Though technically feasible, it is a bad pattern to write a switch statement that exhausts all possible cases, but does not have a default case. The default is not meant for handling any of the enumerators, but rather for handling any non-enumerator values (since enum class types are just opaque integers, and enums are transluscent integers, you can pass a value that is not defined in the enum as an enum value). To combat this, we can use switch-default to ensure that even exhaustive switch statements have a default case which ensures we truly exhaust the enum and avoid unexpected (or even undefined) behavior.
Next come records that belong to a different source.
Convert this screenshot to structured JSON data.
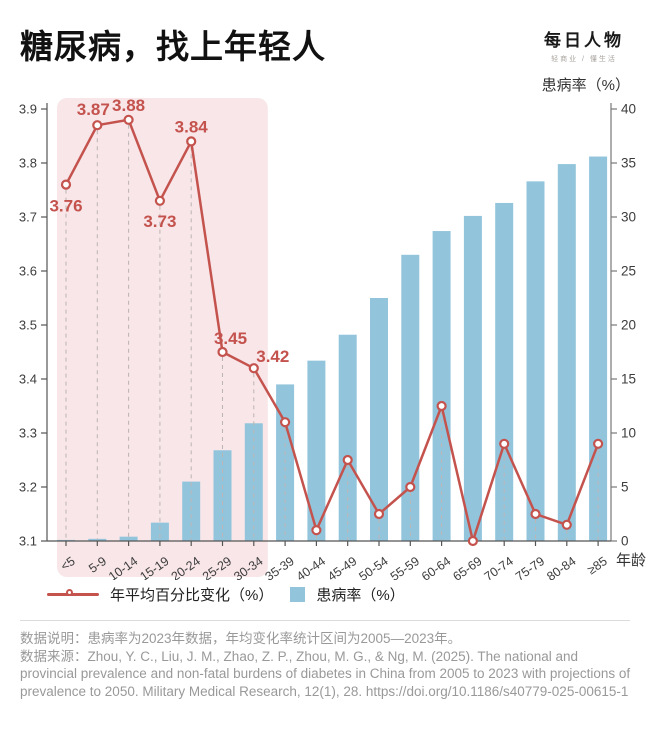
{
  "header": {
    "title": "糖尿病，找上年轻人",
    "logo": {
      "name": "每日人物",
      "tagline": "轻商业 / 懂生活"
    }
  },
  "chart_data": {
    "type": "bar",
    "subtype": "bar-line-combo",
    "categories": [
      "<5",
      "5-9",
      "10-14",
      "15-19",
      "20-24",
      "25-29",
      "30-34",
      "35-39",
      "40-44",
      "45-49",
      "50-54",
      "55-59",
      "60-64",
      "65-69",
      "70-74",
      "75-79",
      "80-84",
      "≥85"
    ],
    "xlabel": "年龄",
    "right_axis_title": "患病率（%）",
    "left_axis": {
      "min": 3.1,
      "max": 3.9,
      "step": 0.1
    },
    "right_axis": {
      "min": 0,
      "max": 40,
      "step": 5
    },
    "series": [
      {
        "name": "年平均百分比变化（%）",
        "type": "line",
        "axis": "left",
        "color": "#c4534e",
        "values": [
          3.76,
          3.87,
          3.88,
          3.73,
          3.84,
          3.45,
          3.42,
          3.32,
          3.12,
          3.25,
          3.15,
          3.2,
          3.35,
          3.1,
          3.28,
          3.15,
          3.13,
          3.28
        ],
        "labeled_point_indices": [
          0,
          1,
          2,
          3,
          4,
          5,
          6
        ],
        "point_labels": [
          "3.76",
          "3.87",
          "3.88",
          "3.73",
          "3.84",
          "3.45",
          "3.42"
        ]
      },
      {
        "name": "患病率（%）",
        "type": "bar",
        "axis": "right",
        "color": "#92c5dc",
        "values": [
          0.1,
          0.2,
          0.4,
          1.7,
          5.5,
          8.4,
          10.9,
          14.5,
          16.7,
          19.1,
          22.5,
          26.5,
          28.7,
          30.1,
          31.3,
          33.3,
          34.9,
          35.6
        ]
      }
    ],
    "highlight": {
      "from_index": 0,
      "to_index": 6,
      "color": "#f8e6e8"
    },
    "grid": "dashed vertical guides from each line point to x-axis",
    "legend_position": "bottom-left"
  },
  "footer": {
    "note": "数据说明：患病率为2023年数据，年均变化率统计区间为2005—2023年。",
    "source": "数据来源：Zhou, Y. C., Liu, J. M., Zhao, Z. P., Zhou, M. G., & Ng, M. (2025). The national and provincial prevalence and non-fatal burdens of diabetes in China from 2005 to 2023 with projections of prevalence to 2050. Military Medical Research, 12(1), 28. https://doi.org/10.1186/s40779-025-00615-1"
  }
}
Thus... with these three compiler diagnostics, we can defined diagnostics to scope a switch statement in one of the 2 legitimate ways: either exhaustive or non-exhaustive.

Exhaustive:

  • switch-enum: error
  • switch-default: error
  • covered-switch-default: ignored

Non-exhaustive:

  • switch-enum: ignored
  • switch-default: error
  • covered-switch-default: error

Keep in mind that when you switch on a non-enum value, it is always non-exhaustive, so only switch-default will have an effect.

Exhaustive switches

When you switch on the enumerators of an enum, you write an exhaustive switch.

For example:

enum class Color { Red, Green, Blue };

void print_color(Color c) {
  switch (c) {
    case Color::Red:
      std::cout << "Red";
      break;
    case Color::Green:
      std::cout << "Green";
      break;
    case Color::Blue:
      std::cout << "Blue";
      break;
    default:
      std::cout << "Unknown";
      break;
  }
}

With a finite set of enum values, you exhaust the enum by listing all of the values as cases. But since an enum is nothing but a transluscent integer in C++ (as explained above), code should handle the (potentially) exceptional case of a non-enumerator value being passed to the switch. This is done by adding a default case to the switch.

This is the default use case for switch statements.

For the exhaustive switch use case, we want to enable switch-enum and switch-default, but disable covered-switch-default. For convenience, you can use the FOLLY_EXHAUSTIVE_SWITCH() macro.

NOTE: having the switch diagnostics configured for exhaustive switches OUGHT to be the default for all C++ codebases. However, due to the copious usage switch statements in our codebase without these improved diagnostics, it will take time to get there. In the meantime, we can use the FOLLY_EXHAUSTIVE_SWITCH() macro to explicitely opt-in to the exhaustive switch behavior.

Non-exhaustive switches

When you switch on the value of a concretely defined enum with a very large set of values, and only need to address a sane subset of the values, you write a non-exhaustive switch. Additionally, when you switch on the a non-enum value (like an int), you write a non-exhaustive switch.

For example (big enum):

enum class Color {
  ...
  every color in a 64 color palette
  named as an enum value
  ...
};

bool is_red_color(Color c) {
  switch (c) {
    case Color::Red:
    case Color::LightRed:
    case Color::DarkRed:
      return true;
    default:
      return false;
  }
}

For example (non-enum):

typedef char Color; // https://en.wikipedia.org/wiki/ANSI_escape_code#8-bit

bool is_red_color(Color c) {
  switch (c) {
    case 0x09: // "high intensity" red
    case 0xC4: // mid red
    case 0xC5: // light red
    case 0xA0: // dark red
      return true;
    default:
      return false;
  }
}

With a large set of enum values (or non-enum integer values), you do not want to exhaust all the values as cases. Instead, you want to list the values you care about as cases, and then use a default case to handle the remaining cases with a sane default behavior.

This is the less common use case for switch statements.

To gain compiler support for non-exhaustive switches, we can leverage the three switch behavior compiler diagnostics:

For the non-exhaustive switch use case, we want to covered-switch-default and switch-default, and disable switch-enum. This way, if the code does exhaust all the enum values, the compiler will warn us so that we can flip over to the exhaustive switch behavior.

For convenience, you can use the FOLLY_NON_EXHAUSTIVE_SWITCH() macro.